Collor acabava de ser vaticinado como caçador de marajás pela revista Veja. Era
matéria de capa, chamava de marajás os funcionários públicos que ganhavam quantias
exorbitantes. Não entendíamos o que eram marajás, mas aprendemos a odiá-los. A
matéria era grande, muitas fotos de um candidato até então obscuro, mas que
ganhava popularidade.
Trecho 3
Mamãe era pequena, media um metro e cinquenta e nove. Quando se sentava,
os pés mal tocavam o chão. “Falta pouco pra me alcançar”, dizia, com a mão direita
entre o topo da minha cabeça e seu queixo. A mão menor do que a minha. O queixo
menor do que o meu. Medíamos nossos pés, o meu também maior. Imaginava aquele
corpo mínimo carregando o meu. Às vezes, parecia frágil; outras vezes, parecia
carregar outro corpo, a força de um outro corpo que desafiava o mundo. Capaz de
carregar o meu ainda hoje.
Aquele outro corpo que brigava pelo espaço baixo que ocupava. Quantas vezes
me peguei imitando sua pose ereta, seus olhos fixos no marido. Fazia isso com Maira,
meus olhos fixos na prima, que não entendia nada. Ríamos juntas. Durante a eleição
presidencial, a primeira eleição que Maira e eu acompanhávamos, de muitos
candidatos, mamãe escolhera um. Por ser jovem. Ou por ser bonito talvez. Ou mesmo
por caçar marajás. Nunca o saberíamos. Foi uma surpresa quando disse o nome dele
pela primeira vez. Nem mesmo meu pai esperava por aquela. Minha mãe com a revista
no peito, dizendo a todos quem ganharia a eleição.
Trecho 3
Continuava soltando gritinhos, “Eu dei, eu dei”, o corpo se contorcia, em
movimentos curtos, braços soltos, voo sem direção. A lua chegava ao quarto pela
fresta da cortina. A pele brilhante de Maira sob aquela coreografia me convidava a
sapatear os últimos dias da década de 1980. Demos as mãos e giramos com a garrafa
de Keep Cooler entre elas. Keep Cooler de cereja, Halls de cereja. Caí na cama. Foi
quando ouvimos nossos pais entrarem em casa munidos de inseticida. Últimos dias da
década de 1980, cheiro de cereja e inseticida. Voz de Lula e Collor. Voo sem rumo de
Maira e de baratas voadoras. Nosso azar suspenso sem que soubéssemos.

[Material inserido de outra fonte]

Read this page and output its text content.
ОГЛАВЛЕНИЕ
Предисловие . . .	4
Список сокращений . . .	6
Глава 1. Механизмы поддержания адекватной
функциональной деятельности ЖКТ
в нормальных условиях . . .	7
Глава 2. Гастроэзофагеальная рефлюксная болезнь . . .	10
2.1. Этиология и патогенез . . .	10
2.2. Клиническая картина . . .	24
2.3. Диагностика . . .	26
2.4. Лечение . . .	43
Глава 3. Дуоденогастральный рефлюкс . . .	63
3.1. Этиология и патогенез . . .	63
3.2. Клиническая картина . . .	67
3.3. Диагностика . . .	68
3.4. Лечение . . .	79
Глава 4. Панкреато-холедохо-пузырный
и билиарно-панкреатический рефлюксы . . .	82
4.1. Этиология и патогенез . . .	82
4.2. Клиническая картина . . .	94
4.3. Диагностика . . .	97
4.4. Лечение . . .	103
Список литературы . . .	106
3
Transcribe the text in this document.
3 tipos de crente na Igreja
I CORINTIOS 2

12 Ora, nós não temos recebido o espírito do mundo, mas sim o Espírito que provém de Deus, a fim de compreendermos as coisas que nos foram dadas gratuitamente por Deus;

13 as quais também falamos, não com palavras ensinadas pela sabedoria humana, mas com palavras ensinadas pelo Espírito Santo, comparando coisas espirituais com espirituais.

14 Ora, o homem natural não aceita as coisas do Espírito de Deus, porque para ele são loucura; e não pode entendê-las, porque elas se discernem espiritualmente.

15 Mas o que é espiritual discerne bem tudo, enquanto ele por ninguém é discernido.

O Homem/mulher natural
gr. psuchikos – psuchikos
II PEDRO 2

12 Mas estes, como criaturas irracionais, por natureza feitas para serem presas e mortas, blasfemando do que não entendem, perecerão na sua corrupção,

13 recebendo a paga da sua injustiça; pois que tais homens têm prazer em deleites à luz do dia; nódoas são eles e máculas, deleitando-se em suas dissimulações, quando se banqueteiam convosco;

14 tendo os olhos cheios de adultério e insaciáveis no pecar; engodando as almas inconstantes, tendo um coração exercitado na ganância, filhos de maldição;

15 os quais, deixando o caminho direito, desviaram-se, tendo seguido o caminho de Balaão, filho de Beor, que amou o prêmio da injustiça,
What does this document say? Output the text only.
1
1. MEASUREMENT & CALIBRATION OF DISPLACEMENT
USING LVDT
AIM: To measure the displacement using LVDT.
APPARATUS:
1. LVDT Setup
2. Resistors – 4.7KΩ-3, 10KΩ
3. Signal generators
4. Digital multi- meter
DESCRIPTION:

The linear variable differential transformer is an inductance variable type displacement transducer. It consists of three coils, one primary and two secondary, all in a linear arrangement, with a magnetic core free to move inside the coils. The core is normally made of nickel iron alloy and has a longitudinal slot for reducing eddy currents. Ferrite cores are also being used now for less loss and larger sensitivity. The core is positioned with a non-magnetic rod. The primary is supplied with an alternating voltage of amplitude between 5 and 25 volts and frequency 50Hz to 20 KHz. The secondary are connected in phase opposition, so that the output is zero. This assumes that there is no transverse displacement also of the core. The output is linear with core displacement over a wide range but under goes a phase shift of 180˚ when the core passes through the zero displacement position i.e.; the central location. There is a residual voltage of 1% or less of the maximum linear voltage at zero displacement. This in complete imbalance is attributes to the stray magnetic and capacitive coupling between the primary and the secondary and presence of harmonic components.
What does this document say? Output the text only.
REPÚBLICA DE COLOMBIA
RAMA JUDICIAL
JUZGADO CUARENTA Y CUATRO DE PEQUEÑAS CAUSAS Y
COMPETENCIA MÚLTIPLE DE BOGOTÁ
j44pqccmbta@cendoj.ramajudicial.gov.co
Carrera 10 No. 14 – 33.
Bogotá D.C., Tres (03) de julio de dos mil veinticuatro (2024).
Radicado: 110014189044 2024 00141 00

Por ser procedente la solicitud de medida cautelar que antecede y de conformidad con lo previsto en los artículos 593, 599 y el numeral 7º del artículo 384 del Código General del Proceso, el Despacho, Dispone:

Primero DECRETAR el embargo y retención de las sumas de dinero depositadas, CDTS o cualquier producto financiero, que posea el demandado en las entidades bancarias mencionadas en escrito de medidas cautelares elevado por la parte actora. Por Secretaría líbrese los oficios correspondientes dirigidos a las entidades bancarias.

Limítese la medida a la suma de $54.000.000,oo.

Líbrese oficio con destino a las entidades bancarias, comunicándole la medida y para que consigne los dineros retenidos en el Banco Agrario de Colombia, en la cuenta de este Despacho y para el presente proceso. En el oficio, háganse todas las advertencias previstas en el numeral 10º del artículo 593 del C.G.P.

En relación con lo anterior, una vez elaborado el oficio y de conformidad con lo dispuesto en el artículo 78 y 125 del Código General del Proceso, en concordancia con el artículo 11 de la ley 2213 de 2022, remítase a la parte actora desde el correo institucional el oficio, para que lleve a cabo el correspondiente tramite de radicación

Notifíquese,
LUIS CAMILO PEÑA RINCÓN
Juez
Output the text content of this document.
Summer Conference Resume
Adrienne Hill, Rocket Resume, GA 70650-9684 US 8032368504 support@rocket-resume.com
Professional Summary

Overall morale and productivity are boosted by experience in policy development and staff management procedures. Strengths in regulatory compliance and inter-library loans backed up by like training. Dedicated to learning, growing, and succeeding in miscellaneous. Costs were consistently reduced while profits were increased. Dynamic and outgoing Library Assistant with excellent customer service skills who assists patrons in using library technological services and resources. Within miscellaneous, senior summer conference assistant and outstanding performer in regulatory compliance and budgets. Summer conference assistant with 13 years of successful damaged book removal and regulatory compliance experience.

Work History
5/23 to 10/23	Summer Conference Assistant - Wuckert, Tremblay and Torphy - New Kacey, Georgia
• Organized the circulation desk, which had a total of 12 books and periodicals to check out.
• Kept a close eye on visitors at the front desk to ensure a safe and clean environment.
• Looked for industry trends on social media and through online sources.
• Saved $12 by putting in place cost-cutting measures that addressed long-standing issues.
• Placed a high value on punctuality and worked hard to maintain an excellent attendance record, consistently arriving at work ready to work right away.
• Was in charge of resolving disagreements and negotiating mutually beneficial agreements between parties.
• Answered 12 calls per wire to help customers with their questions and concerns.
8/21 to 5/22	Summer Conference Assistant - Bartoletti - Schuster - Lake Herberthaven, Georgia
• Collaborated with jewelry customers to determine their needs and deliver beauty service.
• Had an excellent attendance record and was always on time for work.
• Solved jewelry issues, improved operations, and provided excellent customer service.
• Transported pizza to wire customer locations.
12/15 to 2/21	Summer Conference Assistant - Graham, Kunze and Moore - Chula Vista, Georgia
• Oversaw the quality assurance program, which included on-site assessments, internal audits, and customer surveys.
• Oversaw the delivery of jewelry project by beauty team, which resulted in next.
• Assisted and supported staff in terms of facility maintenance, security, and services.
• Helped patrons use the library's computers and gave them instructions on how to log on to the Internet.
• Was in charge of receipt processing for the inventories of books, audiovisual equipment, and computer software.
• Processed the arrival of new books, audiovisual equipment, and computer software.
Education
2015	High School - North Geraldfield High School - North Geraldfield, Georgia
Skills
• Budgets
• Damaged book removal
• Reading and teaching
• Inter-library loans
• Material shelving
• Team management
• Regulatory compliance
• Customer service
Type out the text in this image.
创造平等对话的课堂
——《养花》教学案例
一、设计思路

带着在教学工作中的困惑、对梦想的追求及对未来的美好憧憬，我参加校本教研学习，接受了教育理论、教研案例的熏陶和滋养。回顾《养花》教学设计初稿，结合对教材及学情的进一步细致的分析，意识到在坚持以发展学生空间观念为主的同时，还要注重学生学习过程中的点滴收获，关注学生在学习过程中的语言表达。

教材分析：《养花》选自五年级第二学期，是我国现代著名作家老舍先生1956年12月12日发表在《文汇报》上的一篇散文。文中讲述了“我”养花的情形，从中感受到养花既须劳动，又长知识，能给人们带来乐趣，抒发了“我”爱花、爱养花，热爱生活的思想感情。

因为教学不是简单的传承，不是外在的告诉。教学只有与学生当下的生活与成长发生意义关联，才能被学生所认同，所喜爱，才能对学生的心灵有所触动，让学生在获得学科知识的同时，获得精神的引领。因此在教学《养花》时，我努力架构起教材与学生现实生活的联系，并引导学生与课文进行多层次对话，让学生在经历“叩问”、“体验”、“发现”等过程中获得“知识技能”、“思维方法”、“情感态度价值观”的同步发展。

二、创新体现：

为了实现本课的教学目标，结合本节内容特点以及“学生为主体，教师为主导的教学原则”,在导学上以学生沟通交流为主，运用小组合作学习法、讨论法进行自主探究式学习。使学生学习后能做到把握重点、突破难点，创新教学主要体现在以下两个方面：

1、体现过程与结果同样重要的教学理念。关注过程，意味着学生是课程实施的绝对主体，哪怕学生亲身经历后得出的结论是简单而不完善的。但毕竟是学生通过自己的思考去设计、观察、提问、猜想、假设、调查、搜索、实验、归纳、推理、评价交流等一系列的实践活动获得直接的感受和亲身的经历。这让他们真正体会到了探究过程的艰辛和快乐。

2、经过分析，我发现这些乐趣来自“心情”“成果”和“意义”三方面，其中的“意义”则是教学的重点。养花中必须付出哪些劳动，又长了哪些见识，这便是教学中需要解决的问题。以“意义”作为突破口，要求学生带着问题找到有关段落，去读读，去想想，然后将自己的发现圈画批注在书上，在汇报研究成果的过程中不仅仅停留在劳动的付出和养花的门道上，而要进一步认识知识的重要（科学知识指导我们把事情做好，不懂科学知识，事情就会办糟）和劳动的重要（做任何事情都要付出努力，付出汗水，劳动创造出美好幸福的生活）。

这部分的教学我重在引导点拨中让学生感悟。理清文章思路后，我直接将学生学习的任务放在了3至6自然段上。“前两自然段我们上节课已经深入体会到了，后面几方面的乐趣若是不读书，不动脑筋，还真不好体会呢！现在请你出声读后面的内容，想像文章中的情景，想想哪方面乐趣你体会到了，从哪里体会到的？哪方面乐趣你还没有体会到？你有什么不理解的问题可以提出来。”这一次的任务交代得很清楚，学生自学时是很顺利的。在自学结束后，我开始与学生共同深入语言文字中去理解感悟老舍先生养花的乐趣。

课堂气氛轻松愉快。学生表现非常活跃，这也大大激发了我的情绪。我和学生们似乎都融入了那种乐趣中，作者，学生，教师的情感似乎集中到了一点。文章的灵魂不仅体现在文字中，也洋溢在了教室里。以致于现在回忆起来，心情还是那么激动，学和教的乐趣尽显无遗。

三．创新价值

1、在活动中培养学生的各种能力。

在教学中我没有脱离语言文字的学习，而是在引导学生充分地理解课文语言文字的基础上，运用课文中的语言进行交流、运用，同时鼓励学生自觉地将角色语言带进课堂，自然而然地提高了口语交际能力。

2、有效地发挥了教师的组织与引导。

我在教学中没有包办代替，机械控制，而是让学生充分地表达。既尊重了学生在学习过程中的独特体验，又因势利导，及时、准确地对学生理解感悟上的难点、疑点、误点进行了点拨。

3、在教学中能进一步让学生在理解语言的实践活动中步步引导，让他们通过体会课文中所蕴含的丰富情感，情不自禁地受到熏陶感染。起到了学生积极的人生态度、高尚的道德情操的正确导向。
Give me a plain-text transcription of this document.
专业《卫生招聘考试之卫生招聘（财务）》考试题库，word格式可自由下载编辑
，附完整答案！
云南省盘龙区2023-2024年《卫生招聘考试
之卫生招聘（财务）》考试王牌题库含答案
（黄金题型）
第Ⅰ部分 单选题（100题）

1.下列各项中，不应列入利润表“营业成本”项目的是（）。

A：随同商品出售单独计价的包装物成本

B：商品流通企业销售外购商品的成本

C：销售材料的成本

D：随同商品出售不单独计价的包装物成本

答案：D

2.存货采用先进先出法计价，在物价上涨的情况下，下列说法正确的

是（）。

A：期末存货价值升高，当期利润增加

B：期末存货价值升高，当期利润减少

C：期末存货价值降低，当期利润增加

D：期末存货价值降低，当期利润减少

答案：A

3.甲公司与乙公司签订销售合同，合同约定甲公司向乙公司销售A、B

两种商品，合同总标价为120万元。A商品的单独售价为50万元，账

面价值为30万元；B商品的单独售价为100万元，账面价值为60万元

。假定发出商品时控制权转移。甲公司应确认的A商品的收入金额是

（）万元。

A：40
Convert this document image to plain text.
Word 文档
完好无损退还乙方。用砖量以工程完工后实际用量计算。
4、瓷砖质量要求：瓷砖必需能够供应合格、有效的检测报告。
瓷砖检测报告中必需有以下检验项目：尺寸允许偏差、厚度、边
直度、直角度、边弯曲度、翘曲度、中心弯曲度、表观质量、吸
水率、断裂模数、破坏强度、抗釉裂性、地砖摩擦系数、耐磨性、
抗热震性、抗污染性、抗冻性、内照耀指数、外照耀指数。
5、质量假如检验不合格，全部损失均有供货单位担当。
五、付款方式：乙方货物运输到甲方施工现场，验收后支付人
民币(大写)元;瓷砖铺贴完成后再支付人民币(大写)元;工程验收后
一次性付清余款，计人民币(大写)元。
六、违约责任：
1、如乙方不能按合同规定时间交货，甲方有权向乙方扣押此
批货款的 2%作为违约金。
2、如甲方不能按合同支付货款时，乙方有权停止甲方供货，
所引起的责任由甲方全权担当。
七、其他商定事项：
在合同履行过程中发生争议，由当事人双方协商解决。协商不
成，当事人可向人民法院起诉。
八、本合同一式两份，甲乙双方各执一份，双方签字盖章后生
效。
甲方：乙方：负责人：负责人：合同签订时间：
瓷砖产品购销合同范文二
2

Quando eu era mais nova, antes de nos mudarmos para minha avó, uma cena
havia me marcado no prédio em que morávamos. Estava no pátio com amigos. Vi
minha mãe no portão com compras e corri para ajudá-la. Ela me chamou de canto e
então segredou que acabara de ouvir que o pai de uma das crianças que brincavam no
pátio sofrera um acidente de carro e falecera. A filha ainda não sabia. Olhei para a
menina, brincava com todos, ria com um, xingava outro, seguia a brincadeira. Aqueles
eram os últimos minutos em que ela brincava daquela forma. Últimos minutos em que
era criança daquela forma. Ela brincava, ria, xingava sem saber que em alguns
instantes perderia a graça, o riso. Perderia a inocência, aquele sopro leve que nos
afasta da matéria bruta de que somos feitos.